On Wall Street last Friday, the Dow Jones Industrial Average and S&P 500 snapped three sessions of losses, buoyed by optimism on the prospects for a United States-China trade agreement.
The positive sentiment countered lacklustre US and China manufacturing data, though both sets of figures beat expectations.
Meanwhile, the tech-heavy Nasdaq recorded its longest streak of weekly gains since late 1999.
Following the (recent) slide for the official manufacturing PMI to a three-year low, exports are seen to falter into February. Perhaps another reminder to watch for China is economic weakness.
IG MARKET STRATEGIST PAN JINGYI, on indicators of a possible slump in China.
The Dow Jones rose 110.32 points, or 0.43 per cent, to 26,026.32.
Meanwhile, the S&P 500 gained 19.2 points, or 0.69 per cent, to 2,803.69, and the Nasdaq Composite added 62.82 points, or 0.83 per cent, to 7,595.35.
For the week, the S&P rose 0.4 per cent while the Dow fell 0.02 per cent and the Nasdaq rose 0.9 per cent.
The economic docket this week includes today’s Singapore purchasing managers’ index (PMI) survey for last month, tomorrow’s Nikkei PMI, and Thursday’s Singapore official foreign reserves data.
Investors will also be focused on the slew of February data releases in China. The Caixin services PMI survey is due out tomorrow and foreign reserves figures on Thursday.
Friday will see last month’s trade, consumer price index and producer price index numbers.
On the Chinese economy, IG Singapore market strategist Pan Jingyi commented: “Following the (recent) slide for the official manufacturing PMI to a three-year low, exports are seen to falter into February. Perhaps another reminder to watch for China is economic weakness.”
Other regional releases to look out for this week include Australia’s gross domestic product figures for the fourth quarter of 2018 and the January trade data on Wednesday.
Malaysia is also due to release January trade data figures today.
Among central banks, the Reserve Bank of Australia and Bank Negara Malaysia have policy rate decisions to make on Tuesday. Both are expected to keep their rates unchanged at 1.5 per cent and 3.25 per cent respectively, United Overseas Bank’s economists said.

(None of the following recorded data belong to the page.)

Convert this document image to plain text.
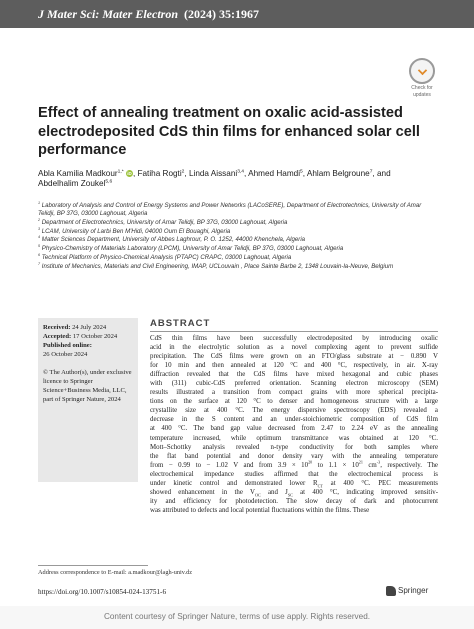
J Mater Sci: Mater Electron (2024) 35:1967
Check for
updates
Effect of annealing treatment on oxalic acid-assisted electrodeposited CdS thin films for enhanced solar cell performance
Abla Kamilia Madkour$^{1,*}$ iD, Fatiha Rogti$^2$, Linda Aissani$^{3,4}$, Ahmed Hamdi$^5$, Ahlam Belgroune$^7$, and
Abdelhalim Zoukel$^{5,6}$
$^1$ Laboratory of Analysis and Control of Energy Systems and Power Networks (LACoSERE), Department of Electrotechnics, University of Amar Telidji, BP 37G, 03000 Laghouat, Algeria
$^2$ Department of Electrotechnics, University of Amar Telidji, BP 37G, 03000 Laghouat, Algeria
$^3$ LCAM, University of Larbi Ben M'Hidi, 04000 Oum El Bouaghi, Algeria
$^4$ Matter Sciences Department, University of Abbes Laghrour, P. O. 1252, 44000 Khenchela, Algeria
$^5$ Physico-Chemistry of Materials Laboratory (LPCM), University of Amar Telidji, BP 37G, 03000 Laghouat, Algeria
$^6$ Technical Platform of Physico-Chemical Analysis (PTAPC) CRAPC, 03000 Laghouat, Algeria
$^7$ Institute of Mechanics, Materials and Civil Engineering, IMAP, UCLouvain , Place Sainte Barbe 2, 1348 Louvain-la-Neuve, Belgium
Received: 24 July 2024
Accepted: 17 October 2024
Published online:
26 October 2024
© The Author(s), under exclusive licence to Springer Science+Business Media, LLC, part of Springer Nature, 2024
ABSTRACT
CdS thin films have been successfully electrodeposited by introducing oxalic
acid in the electrolytic solution as a novel complexing agent to prevent sulfide
precipitation. The CdS films were grown on an FTO/glass substrate at − 0.890 V
for 10 min and then annealed at 120 °C and 400 °C, respectively, in air. X-ray
diffraction revealed that the CdS films have mixed hexagonal and cubic phases
with (311) cubic-CdS preferred orientation. Scanning electron microscopy (SEM)
results illustrated a transition from compact grains with more spherical precipita-
tions on the surface at 120 °C to denser and homogeneous structure with a large
crystallite size at 400 °C. The energy dispersive spectroscopy (EDS) revealed a
decrease in the S content and an under-stoichiometric composition of CdS film
at 400 °C. The band gap value decreased from 2.47 to 2.24 eV as the annealing
temperature increased, while optimum transmittance was obtained at 120 °C.
Mott–Schottky analysis revealed n-type conductivity for both samples where
the flat band potential and donor density vary with the annealing temperature
from − 0.99 to − 1.02 V and from $3.9 \times 10^{20}$ to $1.1 \times 10^{21}$ $cm^{-3}$, respectively. The
electrochemical impedance studies affirmed that the electrochemical process is
under kinetic control and demonstrated lower $R_{CT}$ at 400 °C. PEC measurements
showed enhancement in the $V_{OC}$ and $J_{SC}$ at 400 °C, indicating improved sensitiv-
ity and efficiency for photodetection. The slow decay of dark and photocurrent
was attributed to defects and local potential fluctuations within the films. These
Address correspondence to E-mail: a.madkour@lagh-univ.dz
https://doi.org/10.1007/s10854-024-13751-6	Springer
Content courtesy of Springer Nature, terms of use apply. Rights reserved.
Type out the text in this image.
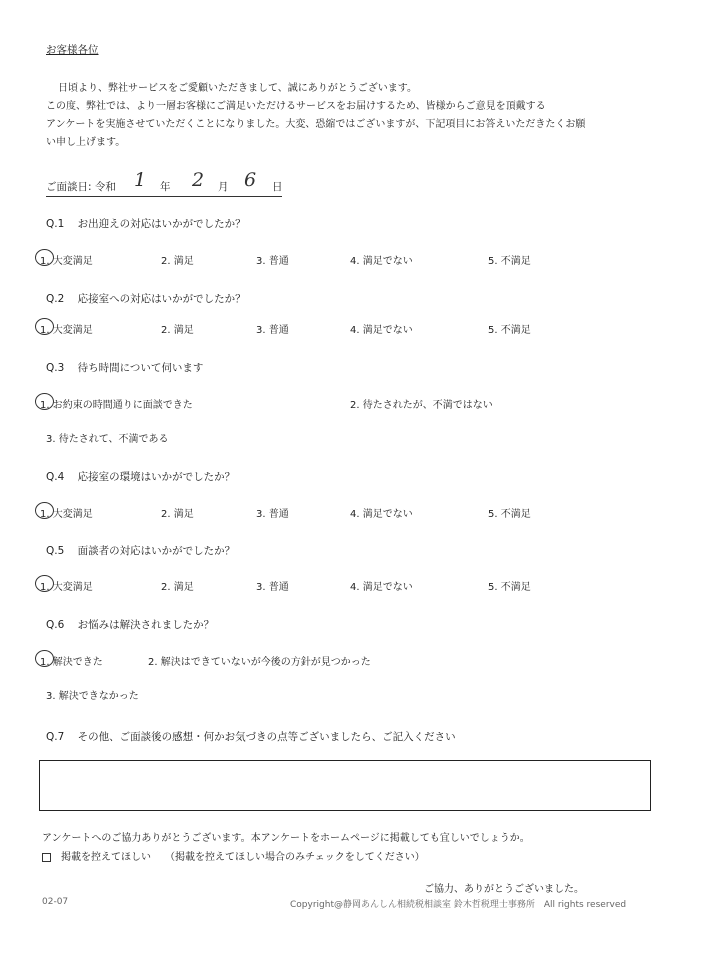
お客様各位
日頃より、弊社サービスをご愛顧いただきまして、誠にありがとうございます。
この度、弊社では、より一層お客様にご満足いただけるサービスをお届けするため、皆様からご意見を頂戴する
アンケートを実施させていただくことになりました。大変、恐縮ではございますが、下記項目にお答えいただきたくお願
い申し上げます。
ご面談日: 令和 1 年 2 月 6 日
Q.1 お出迎えの対応はいかがでしたか？
1. 大変満足	2. 満足	3. 普通	4. 満足でない	5. 不満足
Q.2 応接室への対応はいかがでしたか？
1. 大変満足	2. 満足	3. 普通	4. 満足でない	5. 不満足
Q.3 待ち時間について伺います
1. お約束の時間通りに面談できた	2. 待たされたが、不満ではない
3. 待たされて、不満である
Q.4 応接室の環境はいかがでしたか？
1. 大変満足	2. 満足	3. 普通	4. 満足でない	5. 不満足
Q.5 面談者の対応はいかがでしたか？
1. 大変満足	2. 満足	3. 普通	4. 満足でない	5. 不満足
Q.6 お悩みは解決されましたか？
1. 解決できた	2. 解決はできていないが今後の方針が見つかった
3. 解決できなかった
Q.7 その他、ご面談後の感想・何かお気づきの点等ございましたら、ご記入ください
アンケートへのご協力ありがとうございます。本アンケートをホームページに掲載しても宜しいでしょうか。
掲載を控えてほしい （掲載を控えてほしい場合のみチェックをしてください）
ご協力、ありがとうございました。
02-07	Copyright@静岡あんしん相続税相談室 鈴木哲税理士事務所　All rights reserved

In the US, investors and market watchers are likely to take interest in last month’s labour market update, with payrolls expected to remain healthy and the unemployment rate likely to dip.
A US Commerce Department report on Friday showed that inflation pressures remain tame against the backdrop of slowing domestic and global economic growth.
These factors, said Bank of Singapore chief economist Richard Jerram, would reinforce the Federal Reserve’s recent move to be “patient” before tightening policy any further.
IG’s Ms Pan said that Fed chair Jerome Powell’s upcoming speech on Friday, which will cover monetary policy normalisation, would be important to look out for prior to the March 19-20 Federal Open Market Committee meeting.